Maximum information preservable by ordinal lumping
maximum_mutual_information_ordinal.RdCalculates the way of lumping levels of an ordinal categorical covariate that preserves the maximum mutual information between the lumped and unlumped levels.
Usage
maximum_mutual_information_ordinal(
counts,
threshold,
alternative_metric = c("mutual information", "bin count", "surplus")
)Arguments
- counts
Ordered numeric vector containing the number of times each level is observed.
- threshold
Minimum number of samples each level must contain.
- alternative_metric
The metric that should be optimised for, if it is different from the default, the mutual information.
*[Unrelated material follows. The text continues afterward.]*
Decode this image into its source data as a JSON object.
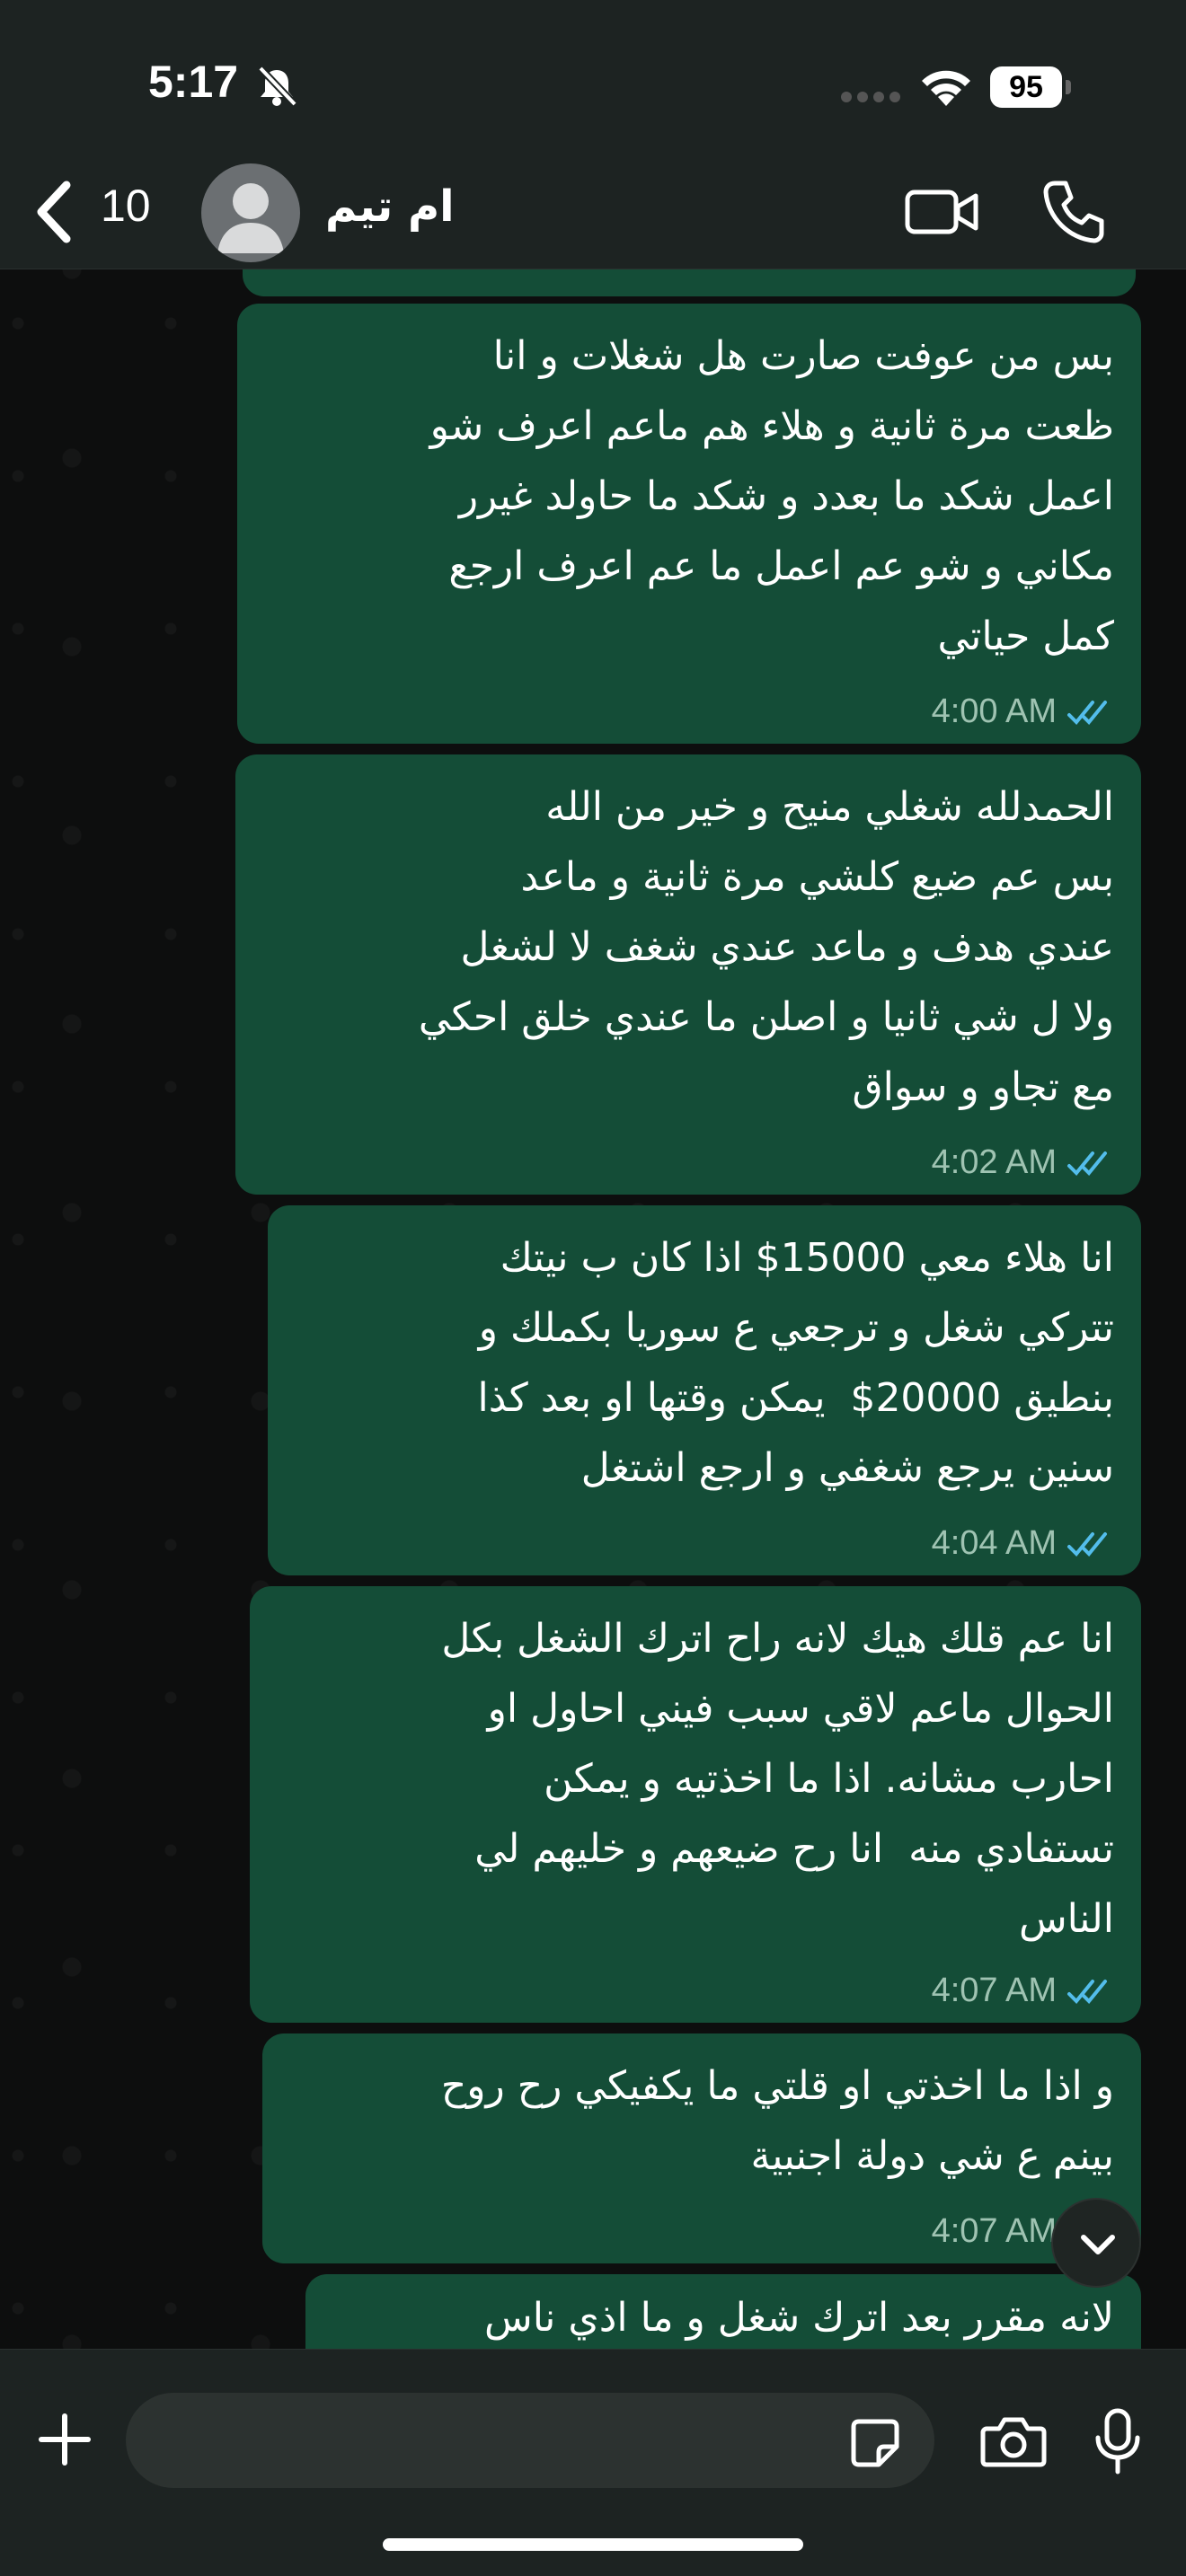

For an explanation of the metrics see
vignette("metrics").
Value
A list containing information about the optimal lumping:
- mutual_information
Double representing the mutual information between the lumped and unlumped variable.
- loss
Double representing the amount of entropy lost in the lumping process.
- lumping
Integer vector containing, sequentially, the points at which the lumped levels are separated. Lower bound inclusive and upper bound exclusive, so that if a_1,...,a_k is returned, the lumped levels correspond to the levels [a_1, a_2), ..., [a_(k-1), a_k).
Details
Since these two pursuits are equivalent, the actual quantity optimized for is not the mutual information, but the empirical entropy of the lumped levels.
The runtime complexity is cubic in the number of levels.
See also
lump_ordinal() for a more user-friendly wrapper around this function that actually carries out the lumping.
Examples
maximum_mutual_information_ordinal(c(10, 5, 2, 8, 15), 15)
#> $mutual_information
#> [1] 0.6818546
#>
#> $loss
#> [1] 0.7641343
#>
#> $lumping
#> [1] 1 4 6
#>